First, time at price is not the same as volume at price. Sierra Chart distinguishes TPO profiles from Volume by Price studies, and Trading Technologies separately defines a Volume Point of Control as the price with the highest volume value while noting that Market Profile has a POC based on TPO count (Sierra Chart: TPO Profile Charts, Trading Technologies: Volume at Price). A market can spend time at a price without trading the most size there.
Second, small configuration choices can change the map. Sierra Chart documents settings for profile period length, letter/block time length, tick increment, POC, value area, and splitting or merging profiles; TradingView similarly exposes profile period, block size, row size, value area, labels, volume profile, and session selection as TPO chart settings (Sierra Chart: TPO Profile Charts, TradingView: TPO charts explained).
That does not make Market Profile useless. It makes sloppy claims weak. "The market rejected value" is not enough. Which session? Which data feed? Which value-area method? Which rule fired before the outcome was known?
How you'd actually test it
To test Market Profile TPO properly, convert the auction read into rules a computer can repeat without opinion.
Start with the profile definition:
- Define the instrument and data feed.
- Define the session template and timezone.
- Define the profile period, such as daily, weekly, or custom session.
- Define the TPO subperiod length and price increment.
- Define whether the POC and value area are TPO-based, volume-based, or both.
Then define the trade logic:
| Hypothesis | Testable rule example |
|---|---|
| Value-area breakout | Enter only if price closes outside VAH/VAL and does not return inside after N bars |
| Failed auction | Enter only if price trades outside value, returns inside, and closes back through the boundary |
| POC magnet | Test whether price revisits prior-session POC more often than a randomized reference level |
| Initial balance expansion | Test whether breaking the initial balance with rising range improves expectancy after costs |
The test must include spread, slippage, commission, and realistic session handling. It also needs an in-sample period for designing the rule and an out-of-sample period for judging it. Otherwise the method becomes exactly the thing traders mistake for evidence: a chart that looks obvious after it already happened.
This is where realbacktesting's standard applies. The question is not "does Market Profile look respected?" The question is "does a defined Market Profile rule survive real costs and unseen data?" That is the same discipline behind how to verify a cTrader backtest, out-of-sample testing in trading, and why a cost-free backtest lies.
Frequently asked
Is Market Profile the same as Volume Profile?
No. Market Profile TPO is built around time at price, while Volume Profile is built around volume at price.
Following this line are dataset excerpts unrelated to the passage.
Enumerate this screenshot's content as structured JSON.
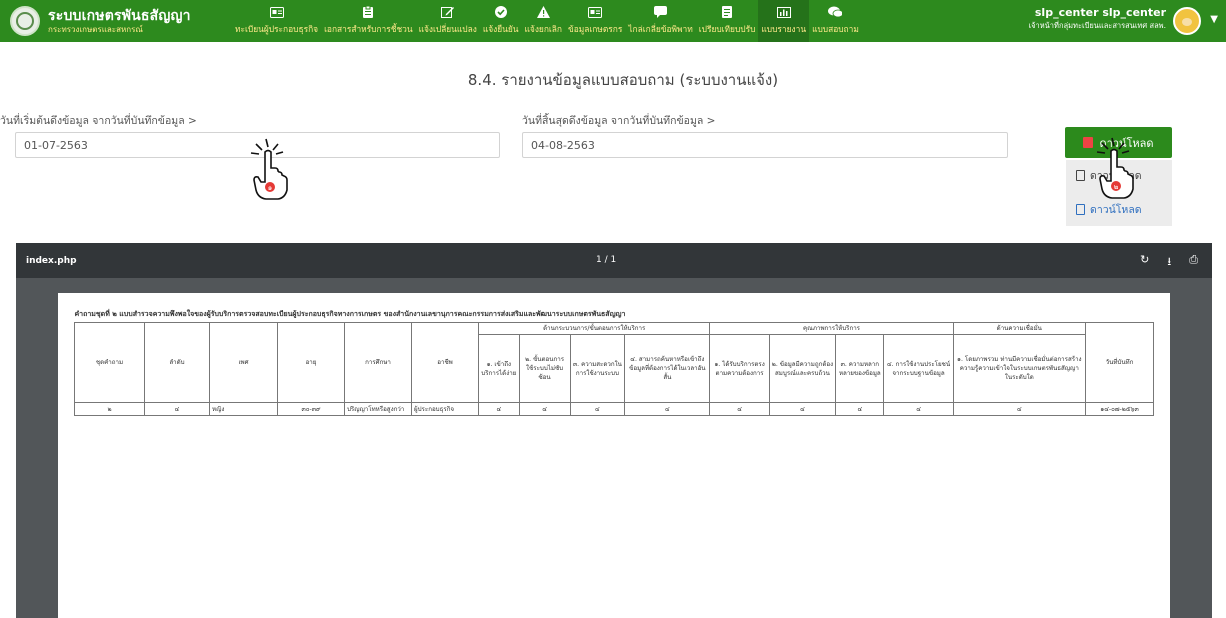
{
  "app": {
    "title": "ระบบเกษตรพันธสัญญา",
    "subtitle": "กระทรวงเกษตรและสหกรณ์"
  },
  "nav": [
    {
      "label": "ทะเบียนผู้ประกอบธุรกิจ",
      "icon": "id-card-icon"
    },
    {
      "label": "เอกสารสำหรับการชี้ชวน",
      "icon": "document-icon"
    },
    {
      "label": "แจ้งเปลี่ยนแปลง",
      "icon": "edit-icon"
    },
    {
      "label": "แจ้งยืนยัน",
      "icon": "check-circle-icon"
    },
    {
      "label": "แจ้งยกเลิก",
      "icon": "warning-icon"
    },
    {
      "label": "ข้อมูลเกษตรกร",
      "icon": "id-card-icon"
    },
    {
      "label": "ไกล่เกลี่ยข้อพิพาท",
      "icon": "chat-bubble-icon"
    },
    {
      "label": "เปรียบเทียบปรับ",
      "icon": "clipboard-icon"
    },
    {
      "label": "แบบรายงาน",
      "icon": "bar-chart-icon"
    },
    {
      "label": "แบบสอบถาม",
      "icon": "comments-icon"
    }
  ],
  "user": {
    "name": "slp_center slp_center",
    "role": "เจ้าหน้าที่กลุ่มทะเบียนและสารสนเทศ สลพ."
  },
  "page_title": "8.4. รายงานข้อมูลแบบสอบถาม (ระบบงานแจ้ง)",
  "form": {
    "start_label": "วันที่เริ่มต้นดึงข้อมูล จากวันที่บันทึกข้อมูล >",
    "start_value": "01-07-2563",
    "end_label": "วันที่สิ้นสุดดึงข้อมูล จากวันที่บันทึกข้อมูล >",
    "end_value": "04-08-2563"
  },
  "download": {
    "main_label": "ดาวน์โหลด",
    "items": [
      "ดาวน์โหลด",
      "ดาวน์โหลด"
    ]
  },
  "annotations": {
    "step1": "๑",
    "step2": "๒"
  },
  "viewer": {
    "filename": "index.php",
    "pages": "1 / 1"
  },
  "report": {
    "title": "คำถามชุดที่ ๒ แบบสำรวจความพึงพอใจของผู้รับบริการตรวจสอบทะเบียนผู้ประกอบธุรกิจทางการเกษตร ของสำนักงานเลขานุการคณะกรรมการส่งเสริมและพัฒนาระบบเกษตรพันธสัญญา",
    "groups": {
      "process": "ด้านกระบวนการ/ขั้นตอนการให้บริการ",
      "quality": "คุณภาพการให้บริการ",
      "trust": "ด้านความเชื่อมั่น"
    },
    "columns": {
      "set": "ชุดคำถาม",
      "no": "ลำดับ",
      "sex": "เพศ",
      "age": "อายุ",
      "edu": "การศึกษา",
      "job": "อาชีพ",
      "p1": "๑. เข้าถึงบริการได้ง่าย",
      "p2": "๒. ขั้นตอนการใช้ระบบไม่ซับซ้อน",
      "p3": "๓. ความสะดวกในการใช้งานระบบ",
      "p4": "๔. สามารถค้นหาหรือเข้าถึงข้อมูลที่ต้องการได้ในเวลาอันสั้น",
      "q1": "๑. ได้รับบริการตรงตามความต้องการ",
      "q2": "๒. ข้อมูลมีความถูกต้องสมบูรณ์และครบถ้วน",
      "q3": "๓. ความหลากหลายของข้อมูล",
      "q4": "๔. การใช้งานประโยชน์จากระบบฐานข้อมูล",
      "t1": "๑. โดยภาพรวม ท่านมีความเชื่อมั่นต่อการสร้างความรู้ความเข้าใจในระบบเกษตรพันธสัญญา ในระดับใด",
      "date": "วันที่บันทึก"
    },
    "rows": [
      {
        "set": "๒",
        "no": "๔",
        "sex": "หญิง",
        "age": "๓๐-๓๙",
        "edu": "ปริญญาโทหรือสูงกว่า",
        "job": "ผู้ประกอบธุรกิจ",
        "p1": "๔",
        "p2": "๔",
        "p3": "๔",
        "p4": "๔",
        "q1": "๔",
        "q2": "๔",
        "q3": "๔",
        "q4": "๔",
        "t1": "๔",
        "date": "๑๔-๐๗-๒๕๖๓"
      }
    ]
  }
}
They can be combined, but they are not the same measurement.
Is the Point of Control support or resistance?
The POC is a reference level, not automatic support or resistance. It marks an accepted area in the chosen profile, but a trading rule still has to prove that the level changes expectancy.
Does Market Profile work in forex?
Market Profile can be applied to forex data, but the feed matters. Listed FX futures, spot FX, and broker CFD data can produce different profiles because session definitions, depth, and volume sources differ.
What is the best Market Profile setting?
There is no universal best setting. The profile period, subperiod length, price increment, and value-area method must match the market and the hypothesis being tested.
The stubborn takeaway
Market Profile is a good auction map and a bad substitute for evidence. If the profile read cannot be written as a rule and tested out-of-sample, it is context, not an edge.